Придя к такому заключению, Нина Николаевна решила больше не думать о графе Олинском. Но решить и исполнить не одно и то же. Чем больше она уверяла себя, что она не должна думать о легкомысленном, скверном мальчишке, тем больше о нем думала. Мало того, она желала знать, что делает вероломный, не вскружила ли какая красавица ему голову. Старая няня Ильинишна пришла своей милой барышне на помощь, и за молодым графом был учрежден негласный женский надзор.
До сих пор все наблюдения не имели никакого успеха. Хотя Ильинишна и уверяла, что крестник ее Степка как гончий ходит по пятам графа Казимира, но на след измены напасть не может. Никогда он не видел его ни с одной женщиной, а из тех дам, которые бывают в доме его родителей, нет ни одной молодой… Что-то принесет он сегодня? Ильинишна говорит, что Степан напал, кажется, на след. Вчера вечером у Казимира было назначено с кем-то тайное свидание… Пора бы ему было прийти…
Молодая девушка в беспокойстве вышла в сад. Стояла ранняя весна, деревья еще не распустились, и аллеи сада были еще сыры от недавнего снега. Молодая девушка не обращала внимания ни на сырость, ни на резкий ветер. Она углублялась в сад все больше и больше. Шорох в кустах привлек ее внимание. Она остановилась и стала прислушиваться. Голос был знакомый.
— Где пропадал так долго? — сердито спрашивала Ильинишна.
— Раньше никак не мог, крестная, — отвечал молодой голос с польским акцентом. — Ксендз задержал, уйти было нельзя, а то он стал бы подозревать.
— Какой ксендз?
— Э, да вы ничего не знаете, правда, я вам не рассказывал; некогда было… Встретил я как-то на улице ксендза Колонтая, он знал мою покойную мать, а потому и остановил меня и стал бранить за то, что я принял православие. Сперва я хотел было вспылить, а потом вспомнил, что Колонтай духовник графов Олинских, днюет там и ночует, думаю, ссориться с ним не следует… от его ругани хуже я не стану, пускай ругается.

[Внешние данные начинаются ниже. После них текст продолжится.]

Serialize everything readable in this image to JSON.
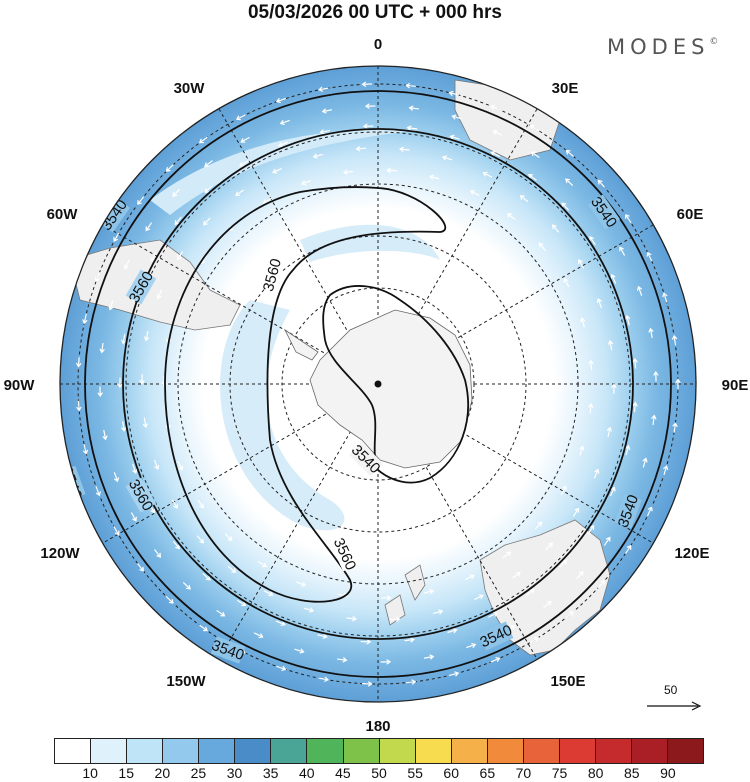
{
  "title": "05/03/2026  00 UTC  + 000 hrs",
  "brand": {
    "name": "MODES",
    "mark": "©"
  },
  "longitude_labels": {
    "0": "0",
    "30E": "30E",
    "60E": "60E",
    "90E": "90E",
    "120E": "120E",
    "150E": "150E",
    "180": "180",
    "150W": "150W",
    "120W": "120W",
    "90W": "90W",
    "60W": "60W",
    "30W": "30W"
  },
  "contour_labels": [
    "3540",
    "3560"
  ],
  "reference_vector": {
    "value": "50"
  },
  "colorbar": {
    "colors": [
      "#ffffff",
      "#dff1fb",
      "#bfe3f7",
      "#93c9ec",
      "#68a9dd",
      "#4a8cc7",
      "#4aa597",
      "#4fb45a",
      "#7ec24a",
      "#c2d94e",
      "#f7dc50",
      "#f6b04a",
      "#f18a3b",
      "#e8633a",
      "#dc3b34",
      "#c52a2c",
      "#a91f25",
      "#8c1a1d"
    ],
    "ticks": [
      "10",
      "15",
      "20",
      "25",
      "30",
      "35",
      "40",
      "45",
      "50",
      "55",
      "60",
      "65",
      "70",
      "75",
      "80",
      "85",
      "90"
    ]
  }
}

Дал ему отвести душу, а потом бух ему в ноги. «Прости меня, благочестивый отец, согрешил я, проклятый, и каюсь теперь, молод был, сирота, ну и сбили меня схизматики с толку». Говорю ему я это, а сам заливаюсь горючими слезами и полы его кафтана целую. Вижу, ксендз мой ласковым становится. «Бог милосерд, — говорит он, — он кающуюся грешницу простил и тебя простит, покайся только и вернись в лоно святой католической Церкви». — «Ох, святой отец, — говорю я, — я осквернил святую Церковь, Бог не простит меня». — «Простит, покайся». — «Научите, святой отец». — «Что ты теперь делаешь?» — «Ребят малых учу грамоте». — «В свободное время приходи ко мне». Вот с тех пор я то у ксендза, то в лакейской графов Олинских. С камердинером молодого графа, с Яном, мы большие приятели. Он так обрадовался, что я перехожу в католическую веру снова, что не знает, где меня посадить, чем потчевать.
— Да ты с ума сошел, Степка, — озлилась старуха, — снова в католическую.

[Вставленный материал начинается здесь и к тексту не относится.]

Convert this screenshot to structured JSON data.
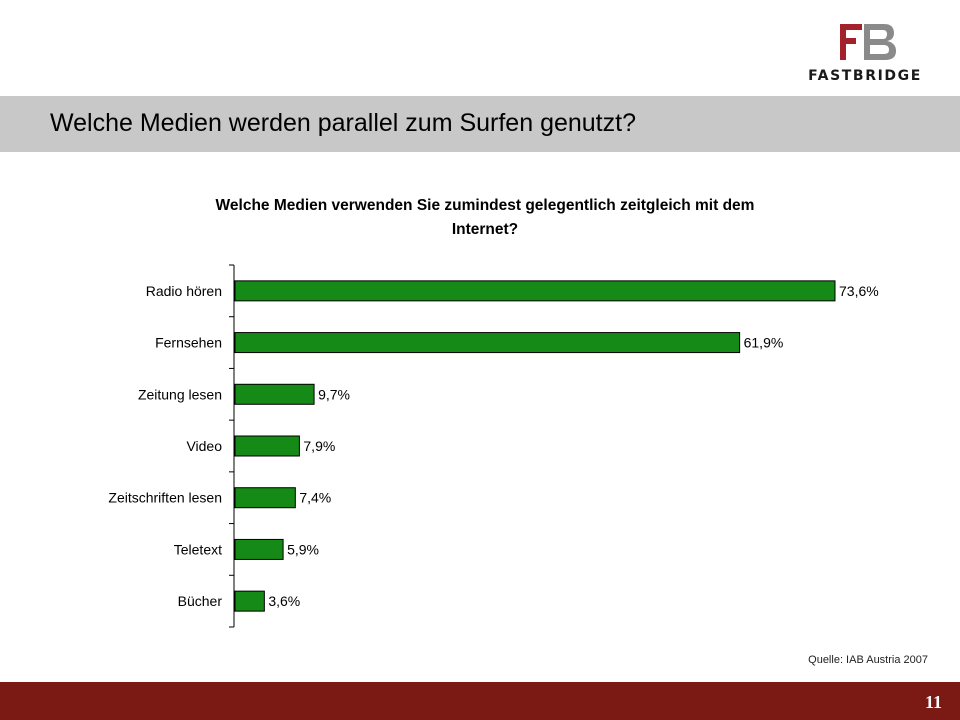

— Да вы, крестная, не сердитесь. Не сума же я переметная. Что мне ксендз, знаю я им цену, а Колонтаю в особенности, если бы я мог, я бы старого развратника в порошок стер, да не в том дело. Мне нужно было сделаться в доме графа Олинского своим человеком, а как было сделать это? Колонтай подвернулся и помог, а почему? Потому что я прикинулся кающимся грешником… Ну так вот, только не перебивайте меня, крестная, а то я путаюсь. Начал ксендз меня наставлять, доказывать, что наша вера, сто чертей ему в зубы, все равно что языческая, а католическая — божеская. Заставлял меня читать литании, а потом мало-помалу начал меня расспрашивать, бывал ли я у вас, знает ведь, что вы моя крестная. Я ему ответил, что я прежде бывал, а теперь перестану бывать и… вы уж меня извините, крестная, ругнул вас ксендзу в угоду, старой ведьмой назвал… Простите, ведь я не от сердца, — и молодой человек стал целовать руки старухи.
— Ладно, ладно, — отвечала Ильинишна, — зови меня хоть и горшком, в печь только не ставь.

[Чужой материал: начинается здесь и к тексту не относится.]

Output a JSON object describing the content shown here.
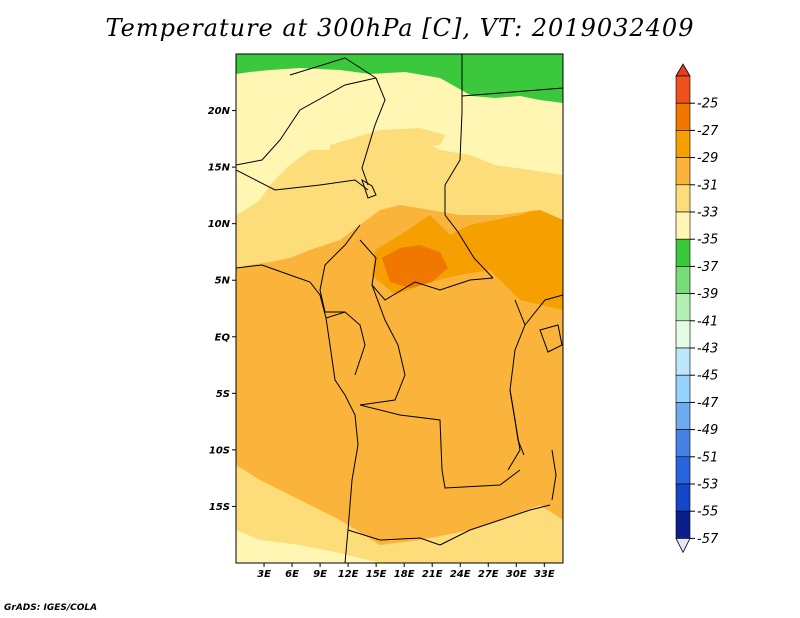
{
  "title": "Temperature at 300hPa [C], VT: 2019032409",
  "credit": "GrADS: IGES/COLA",
  "map": {
    "lon_range": [
      0,
      35
    ],
    "lat_range": [
      -20,
      25
    ],
    "x_ticks": [
      {
        "lon": 3,
        "label": "3E"
      },
      {
        "lon": 6,
        "label": "6E"
      },
      {
        "lon": 9,
        "label": "9E"
      },
      {
        "lon": 12,
        "label": "12E"
      },
      {
        "lon": 15,
        "label": "15E"
      },
      {
        "lon": 18,
        "label": "18E"
      },
      {
        "lon": 21,
        "label": "21E"
      },
      {
        "lon": 24,
        "label": "24E"
      },
      {
        "lon": 27,
        "label": "27E"
      },
      {
        "lon": 30,
        "label": "30E"
      },
      {
        "lon": 33,
        "label": "33E"
      }
    ],
    "y_ticks": [
      {
        "lat": 20,
        "label": "20N"
      },
      {
        "lat": 15,
        "label": "15N"
      },
      {
        "lat": 10,
        "label": "10N"
      },
      {
        "lat": 5,
        "label": "5N"
      },
      {
        "lat": 0,
        "label": "EQ"
      },
      {
        "lat": -5,
        "label": "5S"
      },
      {
        "lat": -10,
        "label": "10S"
      },
      {
        "lat": -15,
        "label": "15S"
      }
    ]
  },
  "colorbar": {
    "levels": [
      {
        "label": "-25",
        "color": "#f0501e"
      },
      {
        "label": "-27",
        "color": "#f07800"
      },
      {
        "label": "-29",
        "color": "#f5a000"
      },
      {
        "label": "-31",
        "color": "#fab43c"
      },
      {
        "label": "-33",
        "color": "#fddc7a"
      },
      {
        "label": "-35",
        "color": "#fff6b4"
      },
      {
        "label": "-37",
        "color": "#3cc83c"
      },
      {
        "label": "-39",
        "color": "#78dc78"
      },
      {
        "label": "-41",
        "color": "#b4f0b4"
      },
      {
        "label": "-43",
        "color": "#e6fae6"
      },
      {
        "label": "-45",
        "color": "#bee6fa"
      },
      {
        "label": "-47",
        "color": "#96d2fa"
      },
      {
        "label": "-49",
        "color": "#6eaaf0"
      },
      {
        "label": "-51",
        "color": "#4682e6"
      },
      {
        "label": "-53",
        "color": "#2864dc"
      },
      {
        "label": "-55",
        "color": "#1446c8"
      },
      {
        "label": "-57",
        "color": "#0a1e8c"
      }
    ],
    "top_color": "#e63c1e",
    "bottom_color": "#e6e6fa"
  }
}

— Ну вот, как сказал я, что у вас больше бывать не буду, а ксендз мне и говорит: «Напрасно, если хочешь, чтобы Бог тебя простил, ты должен заслужить это. Я накладываю на тебя епитимью, и доколе ты ее не выполнишь, святая Церковь не примет тебя в свое лоно». — «Что же я должен делать, благочестивый отец, научите меня». — «Господин твоей крестной русский генерал. У него бывают другие генералы. Сам знаешь, что они враги нашей отчизны, они строят против нас козни. Ты должен бывать у крестной почаще, узнавать, что говорят господа, сам подслушивать и обо всем докладывать мне. Крестная, конечно, не должна знать, что ты вновь стучишься в дверь святой католической Церкви; в ее глазах ты должен оставаться схизматиком».
— И глуп же твой ксендз, коли поверил такому плуту, — сказала старуха.
— Нет, крестная, не глуп. Я так плакал, так рыдал, так каялся, по целым часам кшижем (крестом) лежал у распятия… так ругал русских… Видите, вот этот нож… я просил ксендза, чтобы он освятил его и благословил резать им русских.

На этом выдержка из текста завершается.